And yet, so many of those same citizens feign outrage over the burning of flag as to urge the Constitution be amended to make that act a federal crime. Please. Don't trivialize the Constitution so. I find it just as distasteful to wrap one's self in the flag as a to trample it.
The American flag, like that of any nation, is a simple piece of cloth until it is imbued with a sense of national character and purpose, and thereby becomes a symbol of a common identity. Those of us who cherish the American flag do so because we recognize the shared values it represents, as do those who salute the symbols of any free state. Those who revile these same symbols do so because they reject the values expressed by the cloth, and wish the world to take notice of that fact.
But the values themselves are not contained in the cloth, so the anger represented by burning the flag in protest accomplishes nothing except to showcase the frustration of those incapable of mounting a effective argument sans inflammatory pyrotechnics. It's a photo-op, and nothing more.
On the other hand, when I gather up the retired flags I've carefully stored and take them to the VFW Post for disposal, those flags are burned with unheralded, but solemn ceremony. That act clearly reflects the national values invested in the cloth, values that I hold dear. The burning of the flag in such circumstances counts for something far more important than the shrill seconds-long exhibition of anger that is truly nothing more than a provocative act aimed at the TV cameras.
Chistopher Hitchens, himself a naturalized citizen, writes boldly in today's Wall Street Journal of the "flag fetish" that has gripped the nation recently. (The link may only work for subscribers only. Sorry. Email me if you'd like me to send a copy.) Mr. Hitchens speaks for me:
I would perhaps be suspected of excess Fourth-of-July zeal if I said that the First Amendment is my life as well as the source of my living, but I swear that it would not be that far from the truth. No other country has such a terse and comprehensive statement of the case for free expression: considered important enough to rank first, and also to rank with the freedom of religious conscience. The jewel in the crown of the Bill of Rights does not say that Congress shall make no hasty or crowd-pleasing law abridging the right of assembly and protest. It stoutly insists that Congress shall make no such law.

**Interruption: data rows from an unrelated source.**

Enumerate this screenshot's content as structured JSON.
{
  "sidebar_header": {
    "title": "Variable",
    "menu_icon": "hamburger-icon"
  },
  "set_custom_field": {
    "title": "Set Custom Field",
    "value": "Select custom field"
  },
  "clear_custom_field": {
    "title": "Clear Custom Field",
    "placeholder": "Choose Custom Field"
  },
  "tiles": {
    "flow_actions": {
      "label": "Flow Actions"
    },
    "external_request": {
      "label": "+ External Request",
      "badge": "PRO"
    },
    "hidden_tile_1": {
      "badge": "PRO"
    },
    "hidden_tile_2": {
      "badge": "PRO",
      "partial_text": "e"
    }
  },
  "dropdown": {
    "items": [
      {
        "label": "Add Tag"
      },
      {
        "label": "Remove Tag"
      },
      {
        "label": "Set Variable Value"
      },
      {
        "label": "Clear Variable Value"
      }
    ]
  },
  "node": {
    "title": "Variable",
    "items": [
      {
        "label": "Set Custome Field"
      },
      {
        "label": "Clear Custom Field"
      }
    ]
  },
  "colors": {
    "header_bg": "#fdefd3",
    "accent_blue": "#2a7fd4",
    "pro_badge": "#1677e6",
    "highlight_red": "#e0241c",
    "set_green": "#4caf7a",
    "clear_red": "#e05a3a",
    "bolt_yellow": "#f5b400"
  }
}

Thus, it does not matter at all which opinion, or which "sensitivity," is being outraged. The uttermost limit of contempt for America, or American foreign policy, is evidently the vandalizing (and, mindful of the careful neutrality of the Constitution regarding religion, let us not say "desecration") of the stars and stripes. Shall we then say that expression is protected only until it reaches its symbolic limit? What could be more absurd? It is precisely because the flag is so important to some people that we must permit its trashing by others. To legislate otherwise would be to instate a taboo, and that is exactly what the First Amendment exists to forestall....
If I find that I have stuck a flag-stamp on an envelope and accidentally put it on upside-down, I admit with slight embarrassment that I now start over with a new envelope. Nobody would ever notice my tiny disrespect, but I still won't commit it. However, the whole case would be altered if I was told that I had to get it right. The flag would no longer stand for the constitutional spirit that gives it meaning in the first place. It may once have waved over hellish plantations but it was also defended to the end by the Maine regiment at Little Round Top. Without ambiguities and ironies, it would not be what it is. And ambiguity and irony are just what the flag-fetishists do not understand.
If they did have any concept of historical and political irony, they would surely be repelled by at least some of the senators who affected to take their side. You may believe if you choose that Hillary Clinton has abruptly decided to stand between her country's star-spangled banner and its unsleeping enemies. I cannot quite shake the feeling that she is instead putting the flag between herself and her potential critics. Is it this kind of degraded election-year parody that the sponsors of the proposal seriously wanted to encourage? In Iraq, our most desperate field of battle, our troops do not display the flag on patrol because they are in someone else's country. No thinking soldier needs to have this explained to him, or her. But in Washington, the alleged "defense" of the flag depends, for its swing-votes, on people whose very stock-in-trade is cowardice. That ought never to have happened, and is an insult to those who serve, and ought not be permitted to happen again.
It's easy enough to boast that "these colors do not run." However, those who mistake the symbol for the essence are manifesting not a show of spirit for the former but a pathetic lack of confidence in the latter.
The "flag burning amendment" is one of the most disgraceful and disingenuous piece of legislation that has ever burbled up from the cesspool of pandering politics.
Word to Congress: I don't need your laws to respect my flag. Forget symbols. You can't handle the symbols. Find some other institution where laws are necessary to garner the trust and faith of those deserving of your trust.